Déçu par un texte qui prolonge « une vision libérale » de l’hôpital et qui ne tire pas les conséquences de la crise sanitaire, le groupe communiste était partisan d’interrompre les débats lors de la première heure. La motion n’a pas été adoptée. Pas plus que celle du groupe socialiste, qui réclamait un renvoi en commission. « On nous demande de travailler en précipitation », s’est indignée la socialiste Monique Lubin. Initialement, seule une demi-journée avait été réservée à ce texte plutôt lourd pour une proposition de loi, dans le cadre d’une semaine dite du gouvernement. « Cela promettait un examen au pas de course », s’est exclamée la centriste Élisabeth Doineau. Le texte a finalement été inscrit à l’agenda une journée supplémentaire, pour venir à bout des 161 amendements qui ont passé le filtre de la recevabilité. Les socialistes, comme d’autres, ont notamment reproché la préparation concomitante d’ordonnances sur l’organisation du système de santé, dont l’habilitation avait été ouverte par la loi du 24 juillet 2019. Le délai expire en mars. Selon Olivier Véran, l’ordonnance est « en cours de concertation avec l’ensemble des acteurs ». La proposition de loi « improvise sans méthode et sans rigueur la réforme d’un système de santé, dont le bon fonctionnement est plus que jamais impératif », a insisté la sénatrice Monique Lubin.

« Croyez-le ou non, c’est une initiative parlementaire de A à Z », rétorque Olivier Véran

Pour un texte traduisant une partie des engagements du Ségur, la forme d’une proposition de loi – au détriment d’un projet de loi – a également heurté beaucoup de parlementaires. Pour l’écologiste Raymonde Poncet Monge, il s’agit « un énième projet de loi gouvernemental dissimulé en prétendu travail parlementaire, pour accélérer les réformes en contournant l’avis du Conseil d’Etat et l’étude d’impact ». « Croyez-le ou non, c’est une initiative parlementaire de A à Z, de la première à la dernière ligne, écrite avant que les accords du Ségur soient mis en place et examinés », s’est défendu le ministre.

Les membres de la commission des affaires sociales se sont surtout fait le relais des inquiétudes exprimées par les professionnels lors des auditions préparatoires. La sénatrice Union centriste Élisabeth Doineau a témoigné que certains s’étaient sentis « écartés » ou « déconcertés ». Le texte souffre, selon elle d’un « manque total d’adhésion à cette proposition ». La sénatrice communiste Laurence Cohen s’est inquiétée du « décalage » entre ce texte et le « vécu des professionnels de santé et du médico-social ».

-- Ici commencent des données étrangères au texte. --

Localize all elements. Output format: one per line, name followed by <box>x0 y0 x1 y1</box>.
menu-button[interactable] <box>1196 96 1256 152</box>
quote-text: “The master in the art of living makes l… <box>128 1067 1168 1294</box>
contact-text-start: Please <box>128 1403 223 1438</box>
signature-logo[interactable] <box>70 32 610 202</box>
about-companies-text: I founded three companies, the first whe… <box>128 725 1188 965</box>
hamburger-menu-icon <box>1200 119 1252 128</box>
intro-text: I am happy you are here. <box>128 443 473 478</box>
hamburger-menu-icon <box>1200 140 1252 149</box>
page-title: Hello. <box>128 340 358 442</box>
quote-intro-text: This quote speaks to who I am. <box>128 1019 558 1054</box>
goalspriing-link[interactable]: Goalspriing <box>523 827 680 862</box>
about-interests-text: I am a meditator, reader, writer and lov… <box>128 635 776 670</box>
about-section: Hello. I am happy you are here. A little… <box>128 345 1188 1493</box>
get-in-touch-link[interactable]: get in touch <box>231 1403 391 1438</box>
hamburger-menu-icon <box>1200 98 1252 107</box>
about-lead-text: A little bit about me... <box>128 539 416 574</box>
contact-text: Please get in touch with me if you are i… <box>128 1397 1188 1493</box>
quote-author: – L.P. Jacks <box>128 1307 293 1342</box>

Corinne Imbert siégeant au groupe LR, s’est montrée déçue d’un texte essentiellement hospitalo-centré, faible sur le médico-social ou encore la médecine de ville.

Débats nourris sur le rôle des sages-femmes

Dans les premiers articles examinés, les sénateurs ont renoncé, après un débat nourri, à réintroduire un article étendant les compétences des sages-femmes. Supprimé en commission, il aurait ouvert la possibilité aux sages-femmes d’adresser leurs patientes à un spécialiste, sans passer par le médecin traitant. Ce dernier aurait toutefois reçu un compte rendu des soins réalisé par la sage-femme.

Auparavant, l’hémicycle a toutefois adopté un amendement permettant aux sages-femmes de prescrire des actes, produits et prestations sur des listes fixées par voie réglementaire. L’amendement de Jean-François Longeot, président de la commission de l’aménagement du territoire, a été adopté contre l’avis du gouvernement et de la commission des affaires sociales. Le centriste a estimé que son apport répondait à un « vrai problème d’accès aux soins » partout sur le territoire.